Tapi "jika anak itu sehat”, Arman mengaku akan lebih memilih untuk menunggu.
"Saya akan menunggu sampai kita memiliki lebih banyak data dan memiliki banyak kesempatan untuk melihat efek samping yang langka seperti miokarditis. Baru kemudian memutuskan siapa yang mendapat manfaat dari vaksin dan siapa yang tidak,” jelas dokter anak dari Jerman itu.
Menurut Armann, jumlah sampel peserta dalam uji vaksin yang dilakukan BioNTech-Pfizer terlalu sedikit. Salah satu hal yang ia soroti adalah tanda-tanda pada beberapa pria muda dan anak laki-laki yang mengalami miokarditis, atau peradangan otot jantung. Kasusnya memang cenderung ringan dan jarang, tapi khusus untuk alasan ini, kata Armann, sebuah penelitian yang melibatkan lebih dari 2.200 anak terlalu sedikit.
Sistem kekebalan tubuh anak-anak aktif dengan cepat
Alasan lain mengapa beberapa ahli menyarankan agar pemberian vaksin kepada anak-anak tidak terlalu terburu-buru adalah karena hanya sedikit anak yang terinfeksi COVID-19 mengalami kasus parah. Dalam banyak kasus, infeksi hanya terasa seperti pilek ringan, kata mereka.
"Sistem kekebalan manusia menggunakan reseptor yang mengenali pola – seperti bentuk virus – untuk mempertahankan tubuh dari serangan virus", kata Roland Eils, kepala departemen kesehatan digital di Rumah Sakit Unversitas Charite di Berlin, dalam sebuah wawancara dengan DW. Tetapi reseptor-reseptor itu perlu diaktifkan.
"Begitu diaktifkan, reseptor akan memicu produksi interferon, yang merupakan garis pertahanan utama melawan infeksi virus apa pun,” ujar Eils.
"Dan kami menemukan bahwa sistem kekebalan tubuh pada anak-anak [sangat baik dalam mengaktifkan] reseptor tersebut dibandingkan dengan orang dewasa,” tambahnya.

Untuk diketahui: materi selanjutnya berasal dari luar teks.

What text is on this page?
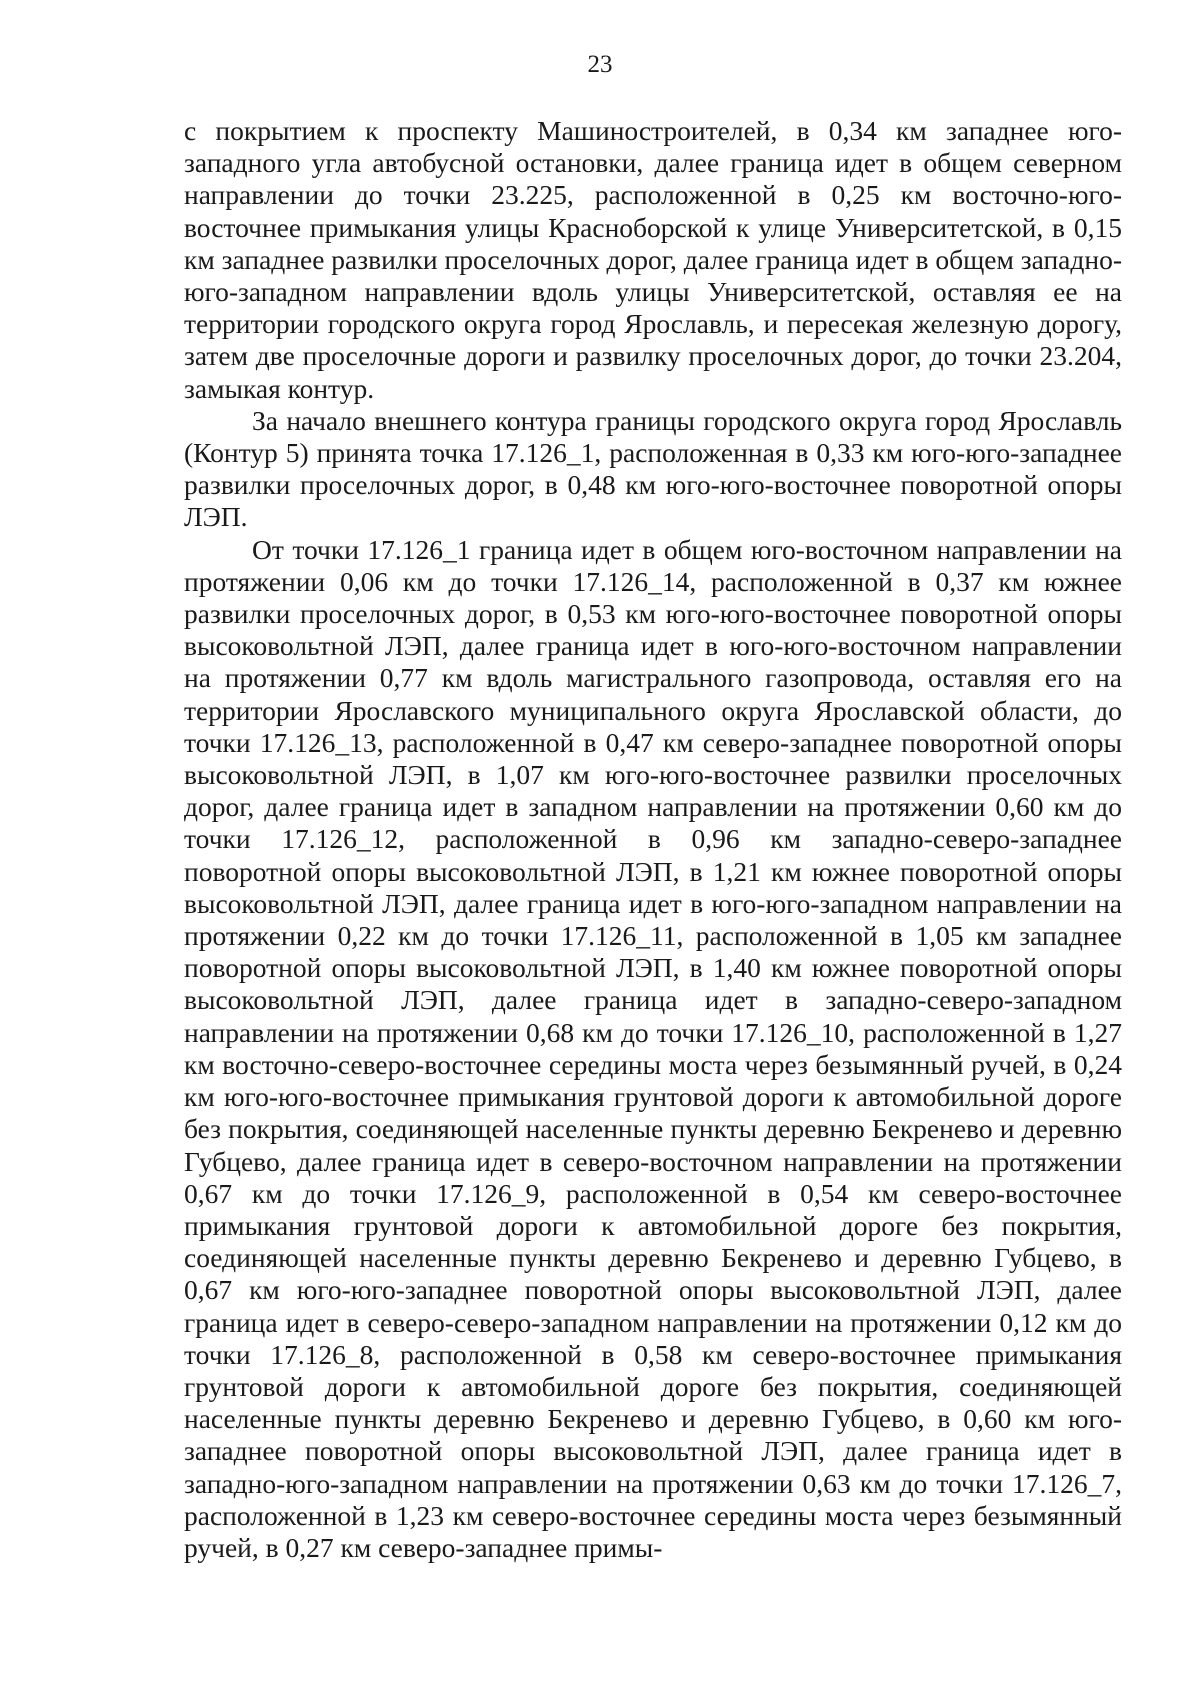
23

с покрытием к проспекту Машиностроителей, в 0,34 км западнее юго-западного угла автобусной остановки, далее граница идет в общем северном направлении до точки 23.225, расположенной в 0,25 км восточно-юго-восточнее примыкания улицы Красноборской к улице Университетской, в 0,15 км западнее развилки проселочных дорог, далее граница идет в общем западно-юго-западном направлении вдоль улицы Университетской, оставляя ее на территории городского округа город Ярославль, и пересекая железную дорогу, затем две проселочные дороги и развилку проселочных дорог, до точки 23.204, замыкая контур.

За начало внешнего контура границы городского округа город Ярославль (Контур 5) принята точка 17.126_1, расположенная в 0,33 км юго-юго-западнее развилки проселочных дорог, в 0,48 км юго-юго-восточнее поворотной опоры ЛЭП.

От точки 17.126_1 граница идет в общем юго-восточном направлении на протяжении 0,06 км до точки 17.126_14, расположенной в 0,37 км южнее развилки проселочных дорог, в 0,53 км юго-юго-восточнее поворотной опоры высоковольтной ЛЭП, далее граница идет в юго-юго-восточном направлении на протяжении 0,77 км вдоль магистрального газопровода, оставляя его на территории Ярославского муниципального округа Ярославской области, до точки 17.126_13, расположенной в 0,47 км северо-западнее поворотной опоры высоковольтной ЛЭП, в 1,07 км юго-юго-восточнее развилки проселочных дорог, далее граница идет в западном направлении на протяжении 0,60 км до точки 17.126_12, расположенной в 0,96 км западно-северо-западнее поворотной опоры высоковольтной ЛЭП, в 1,21 км южнее поворотной опоры высоковольтной ЛЭП, далее граница идет в юго-юго-западном направлении на протяжении 0,22 км до точки 17.126_11, расположенной в 1,05 км западнее поворотной опоры высоковольтной ЛЭП, в 1,40 км южнее поворотной опоры высоковольтной ЛЭП, далее граница идет в западно-северо-западном направлении на протяжении 0,68 км до точки 17.126_10, расположенной в 1,27 км восточно-северо-восточнее середины моста через безымянный ручей, в 0,24 км юго-юго-восточнее примыкания грунтовой дороги к автомобильной дороге без покрытия, соединяющей населенные пункты деревню Бекренево и деревню Губцево, далее граница идет в северо-восточном направлении на протяжении 0,67 км до точки 17.126_9, расположенной в 0,54 км северо-восточнее примыкания грунтовой дороги к автомобильной дороге без покрытия, соединяющей населенные пункты деревню Бекренево и деревню Губцево, в 0,67 км юго-юго-западнее поворотной опоры высоковольтной ЛЭП, далее граница идет в северо-северо-западном направлении на протяжении 0,12 км до точки 17.126_8, расположенной в 0,58 км северо-восточнее примыкания грунтовой дороги к автомобильной дороге без покрытия, соединяющей населенные пункты деревню Бекренево и деревню Губцево, в 0,60 км юго-западнее поворотной опоры высоковольтной ЛЭП, далее граница идет в западно-юго-западном направлении на протяжении 0,63 км до точки 17.126_7, расположенной в 1,23 км северо-восточнее середины моста через безымянный ручей, в 0,27 км северо-западнее примы-
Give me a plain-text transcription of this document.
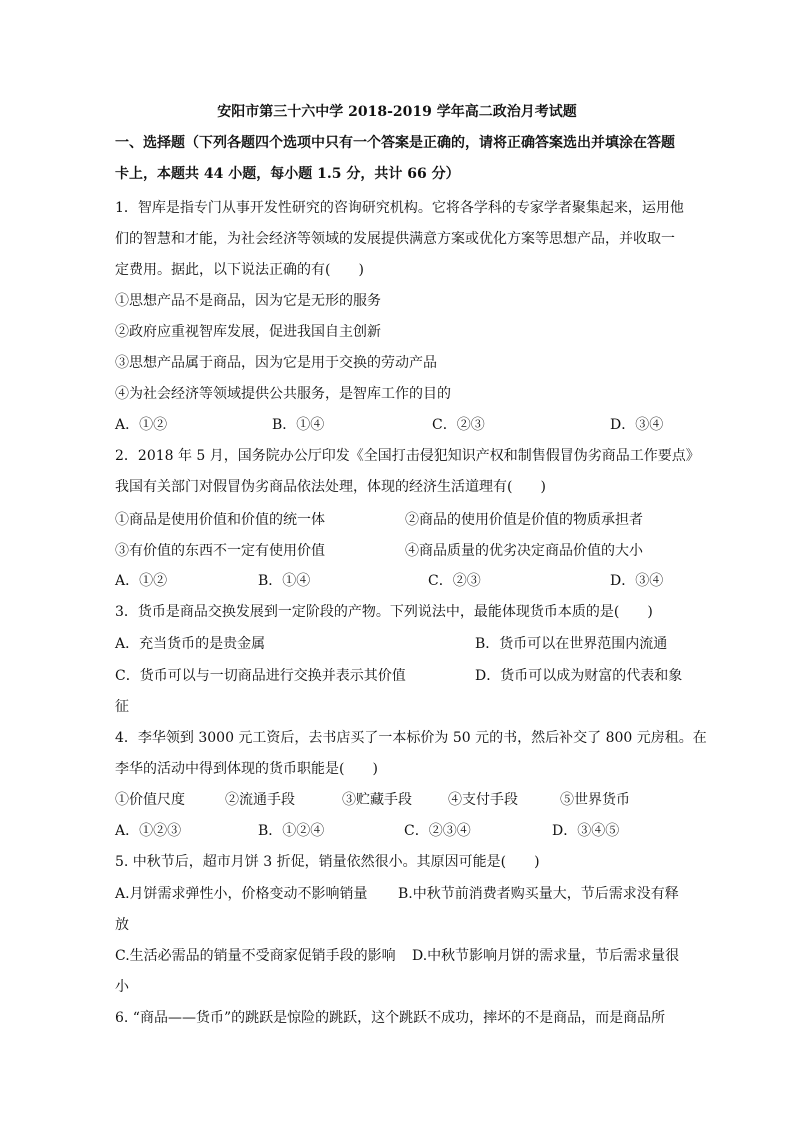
安阳市第三十六中学 2018-2019 学年高二政治月考试题
一、选择题（下列各题四个选项中只有一个答案是正确的，请将正确答案选出并填涂在答题
卡上，本题共 44 小题，每小题 1.5 分，共计 66 分）
1．智库是指专门从事开发性研究的咨询研究机构。它将各学科的专家学者聚集起来，运用他
们的智慧和才能，为社会经济等领域的发展提供满意方案或优化方案等思想产品，并收取一
定费用。据此，以下说法正确的有(　　)
①思想产品不是商品，因为它是无形的服务
②政府应重视智库发展，促进我国自主创新
③思想产品属于商品，因为它是用于交换的劳动产品
④为社会经济等领域提供公共服务，是智库工作的目的
A．①②	B．①④	C．②③	D．③④
2．2018 年 5 月，国务院办公厅印发《全国打击侵犯知识产权和制售假冒伪劣商品工作要点》
我国有关部门对假冒伪劣商品依法处理，体现的经济生活道理有(　　)
①商品是使用价值和价值的统一体	②商品的使用价值是价值的物质承担者
③有价值的东西不一定有使用价值	④商品质量的优劣决定商品价值的大小
A．①②	B．①④	C．②③	D．③④
3．货币是商品交换发展到一定阶段的产物。下列说法中，最能体现货币本质的是(　　)
A．充当货币的是贵金属	B．货币可以在世界范围内流通
C．货币可以与一切商品进行交换并表示其价值	D．货币可以成为财富的代表和象
征
4．李华领到 3000 元工资后，去书店买了一本标价为 50 元的书，然后补交了 800 元房租。在
李华的活动中得到体现的货币职能是(　　)
①价值尺度	②流通手段	③贮藏手段	④支付手段	⑤世界货币
A．①②③	B．①②④	C．②③④	D．③④⑤
5. 中秋节后，超市月饼 3 折促，销量依然很小。其原因可能是(　　)
A.月饼需求弹性小，价格变动不影响销量 B.中秋节前消费者购买量大，节后需求没有释
放
C.生活必需品的销量不受商家促销手段的影响 D.中秋节影响月饼的需求量，节后需求量很
小
6. “商品——货币”的跳跃是惊险的跳跃，这个跳跃不成功，摔坏的不是商品，而是商品所
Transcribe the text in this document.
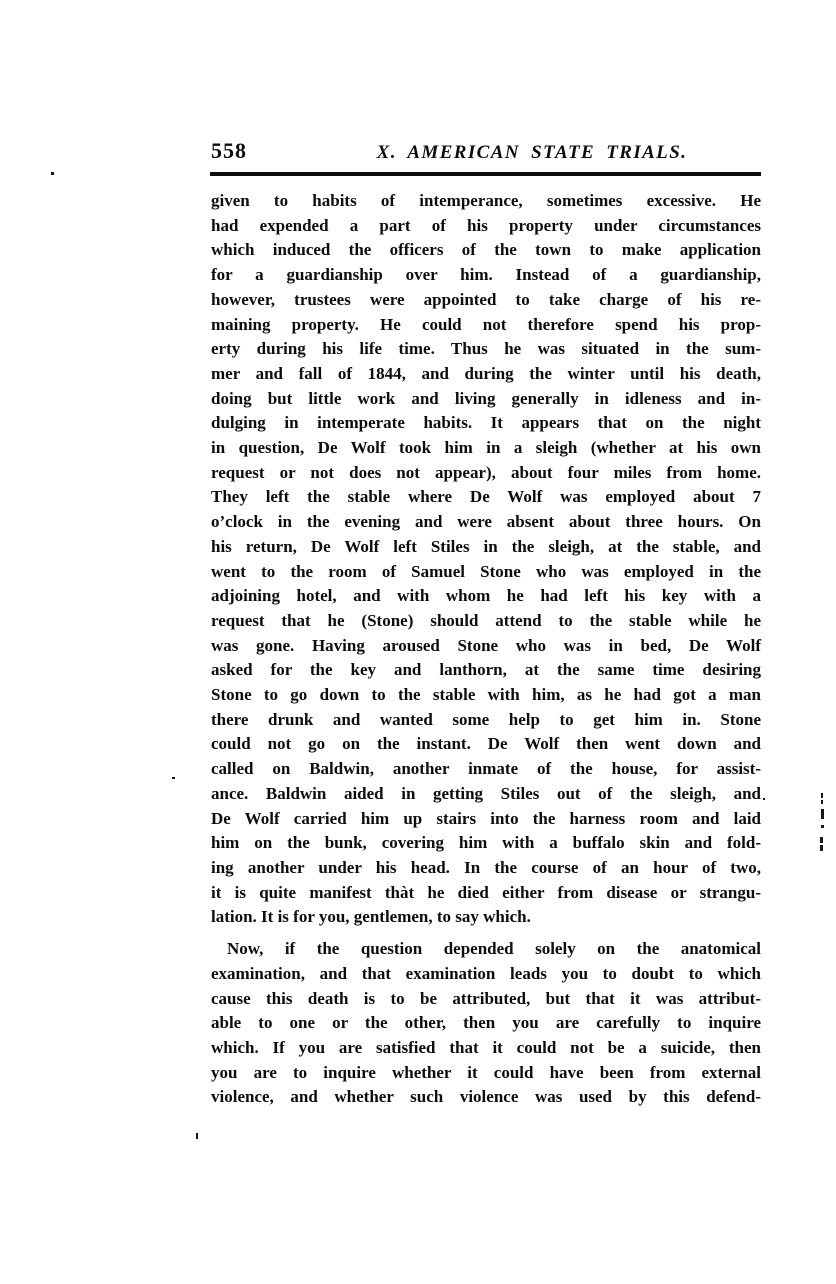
558	X. AMERICAN STATE TRIALS.
given to habits of intemperance, sometimes excessive. He
had expended a part of his property under circumstances
which induced the officers of the town to make application
for a guardianship over him. Instead of a guardianship,
however, trustees were appointed to take charge of his re-
maining property. He could not therefore spend his prop-
erty during his life time. Thus he was situated in the sum-
mer and fall of 1844, and during the winter until his death,
doing but little work and living generally in idleness and in-
dulging in intemperate habits. It appears that on the night
in question, De Wolf took him in a sleigh (whether at his own
request or not does not appear), about four miles from home.
They left the stable where De Wolf was employed about 7
o’clock in the evening and were absent about three hours. On
his return, De Wolf left Stiles in the sleigh, at the stable, and
went to the room of Samuel Stone who was employed in the
adjoining hotel, and with whom he had left his key with a
request that he (Stone) should attend to the stable while he
was gone. Having aroused Stone who was in bed, De Wolf
asked for the key and lanthorn, at the same time desiring
Stone to go down to the stable with him, as he had got a man
there drunk and wanted some help to get him in. Stone
could not go on the instant. De Wolf then went down and
called on Baldwin, another inmate of the house, for assist-
ance. Baldwin aided in getting Stiles out of the sleigh, and
De Wolf carried him up stairs into the harness room and laid
him on the bunk, covering him with a buffalo skin and fold-
ing another under his head. In the course of an hour of two,
it is quite manifest thàt he died either from disease or strangu-
lation. It is for you, gentlemen, to say which.
Now, if the question depended solely on the anatomical
examination, and that examination leads you to doubt to which
cause this death is to be attributed, but that it was attribut-
able to one or the other, then you are carefully to inquire
which. If you are satisfied that it could not be a suicide, then
you are to inquire whether it could have been from external
violence, and whether such violence was used by this defend-
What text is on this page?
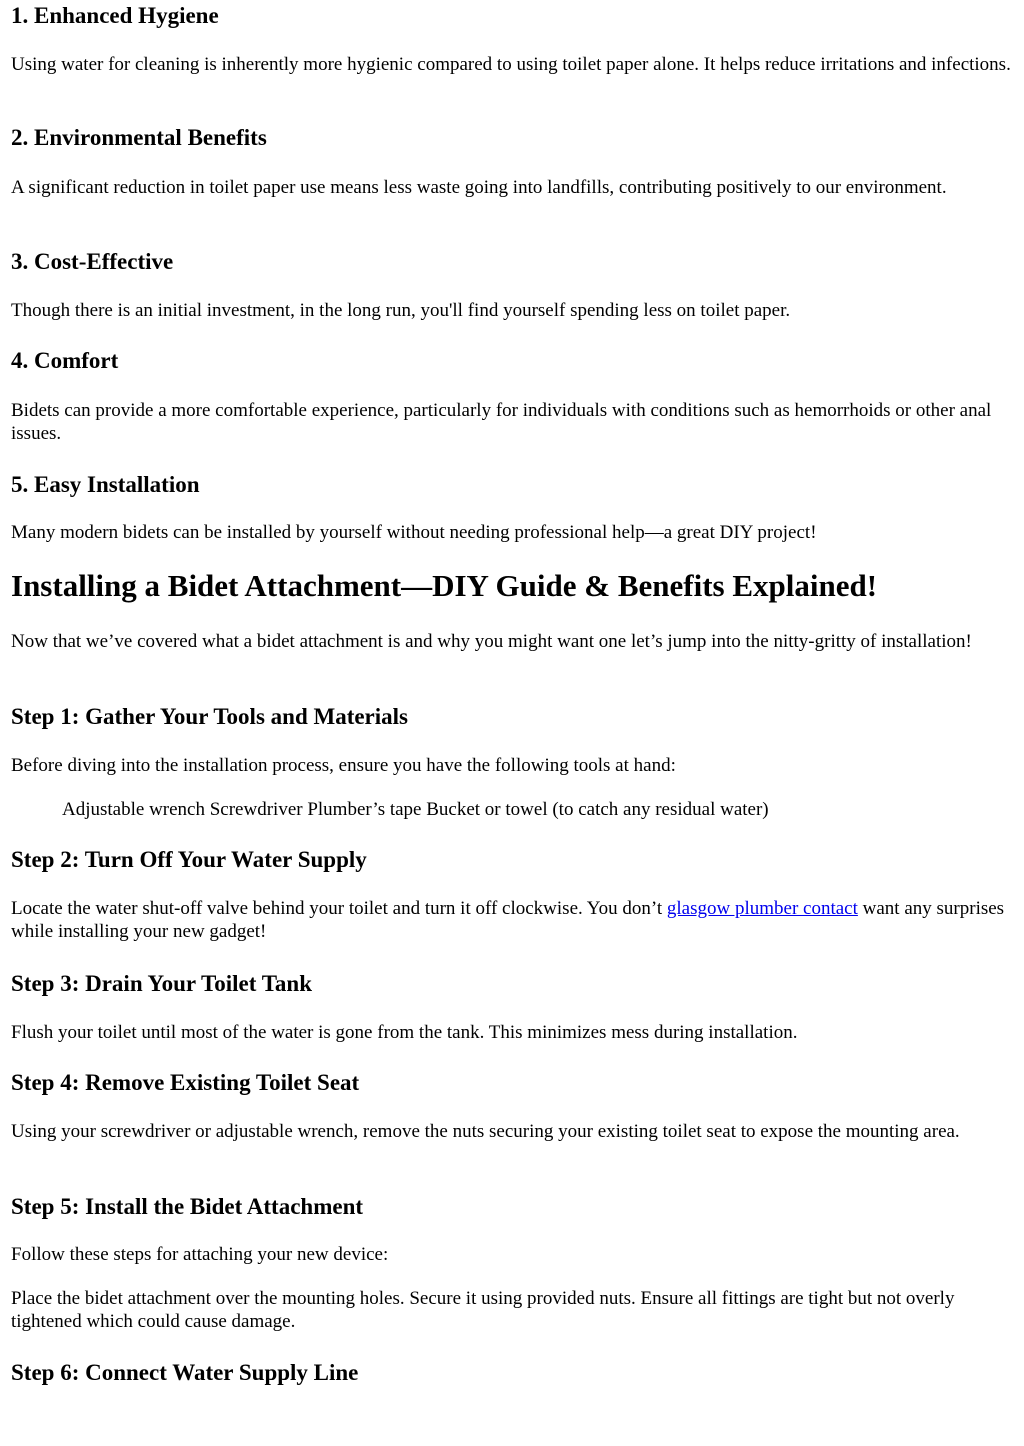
1. Enhanced Hygiene

Using water for cleaning is inherently more hygienic compared to using toilet paper alone. It helps reduce irritations and infections.

2. Environmental Benefits

A significant reduction in toilet paper use means less waste going into landfills, contributing positively to our environment.

3. Cost-Effective

Though there is an initial investment, in the long run, you'll find yourself spending less on toilet paper.

4. Comfort

Bidets can provide a more comfortable experience, particularly for individuals with conditions such as hemorrhoids or other anal issues.

5. Easy Installation

Many modern bidets can be installed by yourself without needing professional help—a great DIY project!

Installing a Bidet Attachment—DIY Guide & Benefits Explained!

Now that we’ve covered what a bidet attachment is and why you might want one let’s jump into the nitty-gritty of installation!

Step 1: Gather Your Tools and Materials

Before diving into the installation process, ensure you have the following tools at hand:

Adjustable wrench Screwdriver Plumber’s tape Bucket or towel (to catch any residual water)

Step 2: Turn Off Your Water Supply

Locate the water shut-off valve behind your toilet and turn it off clockwise. You don’t glasgow plumber contact want any surprises while installing your new gadget!

Step 3: Drain Your Toilet Tank

Flush your toilet until most of the water is gone from the tank. This minimizes mess during installation.

Step 4: Remove Existing Toilet Seat

Using your screwdriver or adjustable wrench, remove the nuts securing your existing toilet seat to expose the mounting area.

Step 5: Install the Bidet Attachment

Follow these steps for attaching your new device:

Place the bidet attachment over the mounting holes. Secure it using provided nuts. Ensure all fittings are tight but not overly tightened which could cause damage.

Step 6: Connect Water Supply Line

Eils tidak menentang vaksinasi terhadap anak-anak. Menurutnya, meski infeksi Covid pada anak-anak cenderung ringan, mereka masih dapat menularkan virus ke orang lain.
Talaat juga mengatakan bahwa vaksinasi anak-anak akan berkontribusi pada terwujudnya herd community yang menjadi tujuan global. Menurutnya, COVID-19 telah banyak mempengaruhi kehidupan anak-anak. Dan cara terbaik untuk membuat kehidupan mereka kembali normal adalah dengan memvaksinasi mereka, pungkasnya.